Visually, the film’s appeal relies largely on scenes of a) the coltish Mulligan in her school uniform speaking Miss Jean Brodie-ish French to her schoolmates and b) the coltish Mulligan, who we know ought to be wearing her school uniform and swotting for A-levels, but who has instead caked herself in hairspray and eyeliner to run off to Paris with an older man. Who else, then, might be considered to be in need of forgiveness? Who else is revealed as having fallen into a trap?

Barber is now seventy and ends her book with a chapter called ‘What I’ve Learned’. ‘Thinking that other people are unknowable might seem like a handicap in an interviewer but I believe it’s an advantage. It means I always feel there’s more to discover, more to understand, more to be curious about.’ She hates, she says, the ‘media tendency to lump people into types or classes or stereotypes’, in particular ‘these days’ anything to do with ‘the over-sixties’ (‘Mick Jagger, Charlotte Rampling, Janet Street-Porter, me – do you see any obvious similarity?’) and thinks interviews are ‘valuable’ as a way of getting the lumps broken up.
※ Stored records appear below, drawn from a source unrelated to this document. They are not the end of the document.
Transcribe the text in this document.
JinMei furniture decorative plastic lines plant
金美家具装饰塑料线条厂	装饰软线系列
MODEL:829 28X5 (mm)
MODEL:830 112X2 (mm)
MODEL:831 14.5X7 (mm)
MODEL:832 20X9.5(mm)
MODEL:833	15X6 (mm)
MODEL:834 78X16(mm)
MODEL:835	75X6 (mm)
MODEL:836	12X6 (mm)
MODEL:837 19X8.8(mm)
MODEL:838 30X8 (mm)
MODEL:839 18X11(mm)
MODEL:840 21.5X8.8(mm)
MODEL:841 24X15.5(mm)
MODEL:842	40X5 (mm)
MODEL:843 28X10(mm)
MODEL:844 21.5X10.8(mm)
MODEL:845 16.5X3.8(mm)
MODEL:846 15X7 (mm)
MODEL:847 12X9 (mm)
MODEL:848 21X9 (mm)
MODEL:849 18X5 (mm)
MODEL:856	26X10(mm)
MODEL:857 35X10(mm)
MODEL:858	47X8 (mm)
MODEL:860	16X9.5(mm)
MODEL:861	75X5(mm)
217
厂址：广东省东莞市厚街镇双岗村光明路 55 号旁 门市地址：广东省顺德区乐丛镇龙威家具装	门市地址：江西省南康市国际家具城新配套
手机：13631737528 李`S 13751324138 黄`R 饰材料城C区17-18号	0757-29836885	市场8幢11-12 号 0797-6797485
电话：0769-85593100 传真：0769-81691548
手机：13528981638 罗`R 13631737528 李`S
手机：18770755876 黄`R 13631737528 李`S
She discovered at school, she says, the best way of getting good answers to your questions: ‘I found then and still find now that if you bounce up to someone and say, “Everyone is dying to know whether you went out with so-and-so and what he was like,” they’re usually so flattered by your interest, they’ll tell you … The more interested you are, or seem to be, the more willing they are to divulge.’